A tensão atual entre a Rússia e os países ocidentais na Europa atingiu um grau não visto no continente desde a Segunda Guerra Mundial.

31 de janeiro de 2022

Não é exagero dizer que o que está acontecendo atualmente no coração do continente europeu é o momento mais perigoso da história contemporânea e o mais próximo de uma Terceira Guerra Mundial desde a crise dos mísseis soviéticos em Cuba, em 1962.

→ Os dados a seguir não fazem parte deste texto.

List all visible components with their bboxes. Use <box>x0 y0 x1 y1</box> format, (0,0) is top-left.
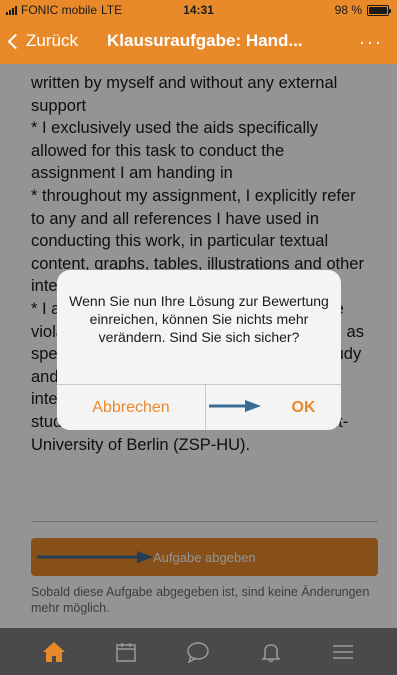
arrow-right-icon <box>209 400 261 412</box>
dialog-message: Wenn Sie nun Ihre Lösung zur Bewertung e… <box>69 293 329 345</box>
chat-icon <box>187 641 210 663</box>
back-button[interactable]: Zurück <box>6 31 78 51</box>
tab-menu[interactable] <box>328 637 358 667</box>
navigation-bar: Zurück Klausuraufgabe: Hand... ··· <box>0 20 397 64</box>
chevron-left-icon <box>7 33 24 49</box>
more-options-button[interactable]: ··· <box>359 32 383 53</box>
confirm-submit-dialog: Wenn Sie nun Ihre Lösung zur Bewertung e… <box>57 270 341 430</box>
home-icon <box>43 641 66 662</box>
cancel-button[interactable]: Abbrechen <box>57 385 205 430</box>
battery-percent: 98 % <box>334 3 362 17</box>
ok-label: OK <box>291 398 316 416</box>
battery-status: 98 % <box>334 3 391 17</box>
tab-calendar[interactable] <box>111 637 141 667</box>
tab-home[interactable] <box>39 637 69 667</box>
battery-icon <box>367 4 391 16</box>
status-bar: FONIC mobile LTE 14:31 98 % <box>0 0 397 20</box>
menu-icon <box>332 644 353 659</box>
bell-icon <box>260 643 281 662</box>
back-label: Zurück <box>26 31 78 50</box>
page-title: Klausuraufgabe: Hand... <box>107 31 303 50</box>
tab-notifications[interactable] <box>256 637 286 667</box>
calendar-icon <box>116 642 137 662</box>
tab-bar <box>0 628 397 675</box>
tab-chat[interactable] <box>183 637 213 667</box>
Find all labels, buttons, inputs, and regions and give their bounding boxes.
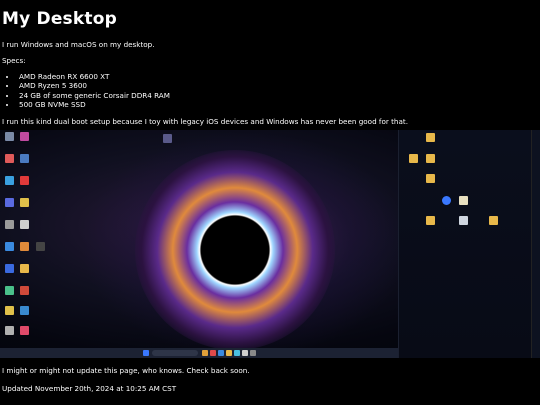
specs-label: Specs: (2, 56, 26, 65)
desktop-icon (20, 326, 29, 335)
desktop-icon (20, 306, 29, 315)
desktop-icon (20, 220, 29, 229)
desktop-icon (20, 242, 29, 251)
intro-text: I run Windows and macOS on my desktop. (2, 40, 155, 49)
desktop-icon (5, 220, 14, 229)
taskbar-app-icon (218, 350, 224, 356)
taskbar-app-icon (202, 350, 208, 356)
folder-icon (426, 133, 435, 142)
folder-icon (409, 154, 418, 163)
folder-icon (426, 154, 435, 163)
desktop-icon (5, 264, 14, 273)
desktop-icon (5, 242, 14, 251)
page-content: My Desktop I run Windows and macOS on my… (0, 0, 540, 127)
taskbar-app-icon (242, 350, 248, 356)
updated-timestamp: Updated November 20th, 2024 at 10:25 AM … (2, 384, 177, 393)
desktop-icon (5, 306, 14, 315)
file-explorer-window (398, 130, 531, 358)
desktop-icon (20, 264, 29, 273)
taskbar (0, 348, 398, 358)
black-hole-wallpaper (135, 150, 335, 350)
desktop-icon (5, 154, 14, 163)
browser-icon (442, 196, 451, 205)
spec-item: 24 GB of some generic Corsair DDR4 RAM (17, 91, 540, 100)
desktop-icon (20, 176, 29, 185)
taskbar-app-icon (234, 350, 240, 356)
desktop-icon (5, 176, 14, 185)
file-icon (459, 196, 468, 205)
start-icon (143, 350, 149, 356)
page-title: My Desktop (2, 9, 117, 29)
desktop-screenshot (0, 130, 540, 358)
desktop-icon (20, 154, 29, 163)
spec-item: 500 GB NVMe SSD (17, 100, 540, 109)
spec-item: AMD Radeon RX 6600 XT (17, 72, 540, 81)
taskbar-app-icon (250, 350, 256, 356)
taskbar-search (152, 350, 198, 356)
desktop-icon (5, 326, 14, 335)
footer-note: I might or might not update this page, w… (2, 366, 250, 375)
folder-icon (489, 216, 498, 225)
reason-text: I run this kind dual boot setup because … (2, 116, 408, 126)
folder-icon (426, 174, 435, 183)
spec-item: AMD Ryzen 5 3600 (17, 81, 540, 90)
desktop-icon (20, 198, 29, 207)
file-icon (459, 216, 468, 225)
desktop-icon (5, 132, 14, 141)
window-scrollbar (531, 130, 540, 358)
taskbar-app-icon (210, 350, 216, 356)
taskbar-app-icon (226, 350, 232, 356)
desktop-icon (36, 242, 45, 251)
specs-list: AMD Radeon RX 6600 XT AMD Ryzen 5 3600 2… (2, 72, 540, 110)
desktop-icon (5, 286, 14, 295)
desktop-icon (20, 286, 29, 295)
folder-icon (426, 216, 435, 225)
desktop-icon (163, 134, 172, 143)
desktop-icon (5, 198, 14, 207)
desktop-icon (20, 132, 29, 141)
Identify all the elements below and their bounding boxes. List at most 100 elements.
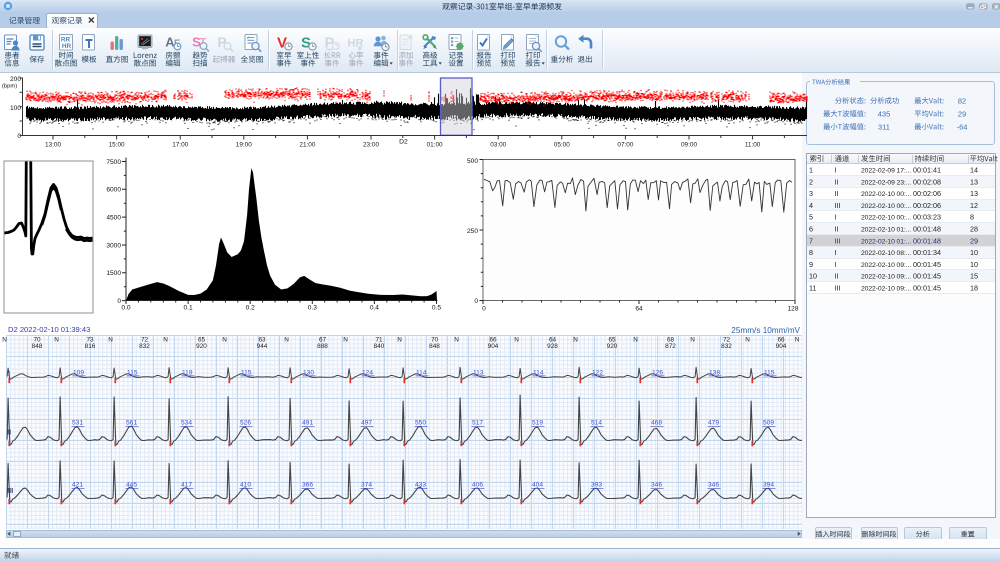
- svg-text:15:00: 15:00: [109, 142, 125, 149]
- svg-text:N: N: [690, 337, 695, 344]
- svg-text:N: N: [54, 337, 59, 344]
- svg-text:00:01:45: 00:01:45: [913, 260, 941, 269]
- svg-text:2022-02-10 01:...: 2022-02-10 01:...: [861, 238, 911, 245]
- svg-text:29: 29: [970, 236, 978, 245]
- svg-text:0.5: 0.5: [432, 305, 441, 312]
- svg-text:346: 346: [651, 482, 662, 489]
- svg-text:N: N: [573, 337, 578, 344]
- svg-text:13:00: 13:00: [45, 142, 61, 149]
- svg-text:II: II: [835, 272, 839, 281]
- svg-text:124: 124: [362, 369, 373, 376]
- svg-text:848: 848: [32, 343, 43, 350]
- svg-text:00:01:48: 00:01:48: [913, 225, 941, 234]
- svg-text:6000: 6000: [106, 187, 121, 194]
- svg-text:115: 115: [241, 369, 252, 376]
- svg-text:N: N: [745, 337, 750, 344]
- svg-text:531: 531: [72, 420, 83, 427]
- svg-text:115: 115: [764, 369, 775, 376]
- svg-text:3: 3: [809, 189, 813, 198]
- svg-text:374: 374: [361, 482, 372, 489]
- svg-text:888: 888: [317, 343, 328, 350]
- svg-text:N: N: [108, 337, 113, 344]
- svg-text:114: 114: [416, 369, 427, 376]
- svg-text:404: 404: [532, 482, 543, 489]
- svg-text:III: III: [835, 236, 841, 245]
- svg-text:904: 904: [488, 343, 499, 350]
- svg-text:2022-02-10 09:...: 2022-02-10 09:...: [861, 274, 911, 281]
- svg-text:128: 128: [787, 306, 798, 313]
- svg-text:07:00: 07:00: [617, 142, 633, 149]
- svg-text:840: 840: [374, 343, 385, 350]
- svg-text:2022-02-10 00:...: 2022-02-10 00:...: [861, 203, 911, 210]
- svg-text:II: II: [835, 189, 839, 198]
- svg-text:N: N: [284, 337, 289, 344]
- svg-text:122: 122: [592, 369, 603, 376]
- svg-text:561: 561: [126, 420, 137, 427]
- svg-text:1500: 1500: [106, 270, 121, 277]
- svg-text:346: 346: [708, 482, 719, 489]
- svg-text:10: 10: [809, 272, 817, 281]
- svg-text:09:00: 09:00: [681, 142, 697, 149]
- svg-text:100: 100: [10, 105, 21, 112]
- svg-text:0.0: 0.0: [121, 305, 130, 312]
- svg-text:64: 64: [635, 306, 643, 313]
- svg-text:406: 406: [472, 482, 483, 489]
- svg-text:N: N: [2, 337, 7, 344]
- svg-text:18: 18: [970, 284, 978, 293]
- svg-text:2022-02-09 23:...: 2022-02-09 23:...: [861, 179, 911, 186]
- svg-text:2022-02-10 08:...: 2022-02-10 08:...: [861, 250, 911, 257]
- svg-text:D2 2022-02-10 01:39:43: D2 2022-02-10 01:39:43: [8, 325, 90, 334]
- svg-text:(bpm): (bpm): [2, 84, 17, 90]
- svg-text:00:01:45: 00:01:45: [913, 284, 941, 293]
- svg-text:N: N: [163, 337, 168, 344]
- svg-text:03:00: 03:00: [490, 142, 506, 149]
- svg-text:433: 433: [415, 482, 426, 489]
- svg-text:130: 130: [303, 369, 314, 376]
- svg-text:N: N: [454, 337, 459, 344]
- svg-text:12: 12: [970, 201, 978, 210]
- svg-text:00:02:06: 00:02:06: [913, 201, 941, 210]
- svg-text:17:00: 17:00: [172, 142, 188, 149]
- svg-text:6: 6: [809, 225, 813, 234]
- svg-text:366: 366: [302, 482, 313, 489]
- svg-text:200: 200: [10, 76, 21, 83]
- svg-text:28: 28: [970, 225, 978, 234]
- svg-text:3000: 3000: [106, 242, 121, 249]
- svg-text:848: 848: [429, 343, 440, 350]
- svg-text:115: 115: [127, 369, 138, 376]
- svg-text:N: N: [397, 337, 402, 344]
- svg-text:2022-02-10 00:...: 2022-02-10 00:...: [861, 191, 911, 198]
- svg-text:920: 920: [196, 343, 207, 350]
- svg-text:I: I: [835, 248, 837, 257]
- svg-text:479: 479: [708, 420, 719, 427]
- svg-text:550: 550: [415, 420, 426, 427]
- svg-text:421: 421: [72, 482, 83, 489]
- svg-text:0.2: 0.2: [246, 305, 255, 312]
- svg-text:417: 417: [181, 482, 192, 489]
- svg-text:816: 816: [85, 343, 96, 350]
- svg-text:2022-02-10 09:...: 2022-02-10 09:...: [861, 262, 911, 269]
- svg-text:III: III: [835, 284, 841, 293]
- svg-text:9: 9: [809, 260, 813, 269]
- svg-text:1: 1: [809, 166, 813, 175]
- svg-text:00:02:06: 00:02:06: [913, 189, 941, 198]
- svg-text:01:00: 01:00: [427, 142, 443, 149]
- svg-text:0: 0: [17, 133, 21, 140]
- svg-text:II: II: [7, 428, 11, 437]
- svg-text:393: 393: [591, 482, 602, 489]
- svg-text:435: 435: [878, 109, 891, 118]
- svg-text:944: 944: [257, 343, 268, 350]
- svg-text:526: 526: [240, 420, 251, 427]
- svg-text:311: 311: [878, 122, 890, 131]
- svg-text:HR: HR: [62, 43, 72, 50]
- svg-text:491: 491: [302, 420, 313, 427]
- svg-text:126: 126: [652, 369, 663, 376]
- svg-text:445: 445: [126, 482, 137, 489]
- svg-text:5: 5: [809, 213, 813, 222]
- svg-text:13: 13: [970, 189, 978, 198]
- svg-text:7500: 7500: [106, 159, 121, 166]
- svg-text:29: 29: [958, 109, 966, 118]
- svg-text:D2: D2: [399, 139, 408, 146]
- svg-text:2022-02-10 00:...: 2022-02-10 00:...: [861, 215, 911, 222]
- svg-text:509: 509: [763, 420, 774, 427]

Gilbert Achcar, Europe Solidaire Sans Frontière, 25 de janeiro de 2021

É verdade que nem Moscou nem Washington insinuaram até agora o uso de armas nucleares, embora não haja dúvida de que os dois países colocaram seus arsenais nucleares em alerta diante das circunstâncias atuais. Também é verdade que o nível de alerta militar na América ainda não chegou ao nível atingido em 1962. Mas a acumulação militar russa nas fronteiras da Ucrânia excede os níveis de concentração de tropas em uma fronteira européia testemunhada nos momentos mais quentes da "Guerra Fria", enquanto a escalada verbal ocidental contra a Rússia atingiu um nível perigoso acompanhado de gestos e preparativos militares que criam uma possibilidade real de uma conflagração.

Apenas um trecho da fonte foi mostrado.